窓口ドラマ
私藤乃は、応募作品が完成すると最寄りの郵便局に足を運びます。
歩いて十分という至って行きやすい場所ですので、少しの雨が降る日でも封筒をビニール袋に入れて出掛けます。
封筒に『〇〇文学賞』とでかでかに記した文字が目立つので、もしかすると受付の方に(この人何年も投稿してるけど、まだ諦めへんのかな?)などと思われていないか気になります。
自意識過剰でしょうか?
そもそも訪れる人の顔を、いちいち窓口の方はメモリーするわけないかと思いますが、やはり気になります。
「夢追い人来た、マジ来た」
「何年も投稿してて無理やったら諦めたらええやん」
「見てて痛々しいわ」
なんて、郵便局を後にした直後、云われていたら結構キツイですね。
いや、耳に入らないから平気ですがね。
「これ、速達便でお願いします」
締め切りが数日前だと速達便で依頼します。
ゆとりがある場合は普通です。
窓口の方はだいたい二人おりまして、所作は少し異なりますが、お二方丁寧に対応して下さいます。

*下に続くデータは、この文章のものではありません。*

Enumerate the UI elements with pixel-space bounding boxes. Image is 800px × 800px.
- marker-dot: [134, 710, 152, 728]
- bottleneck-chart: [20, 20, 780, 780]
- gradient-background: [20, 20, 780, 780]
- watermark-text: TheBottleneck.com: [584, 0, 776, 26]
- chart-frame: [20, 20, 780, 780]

私の顔を覚えているかどうか、私は受付の方に視線を向けますが、やはり普通に郵送手続きをされるだけです。
気にしているのは、私だけでしょうか?
枚数が少ない児童文学はわりと安いです。
「二百三十円です。ありがとうございます」
「ありがとうございます」
言葉と言葉の間に、何かを感じ取ろうとする私がいます。
『夢追い人、帰った』
脳内に幻のボイスが響きました。
あくまで自意識過剰の私は、郵便局を出ると、いつも行くスーパーへと直行するのでした。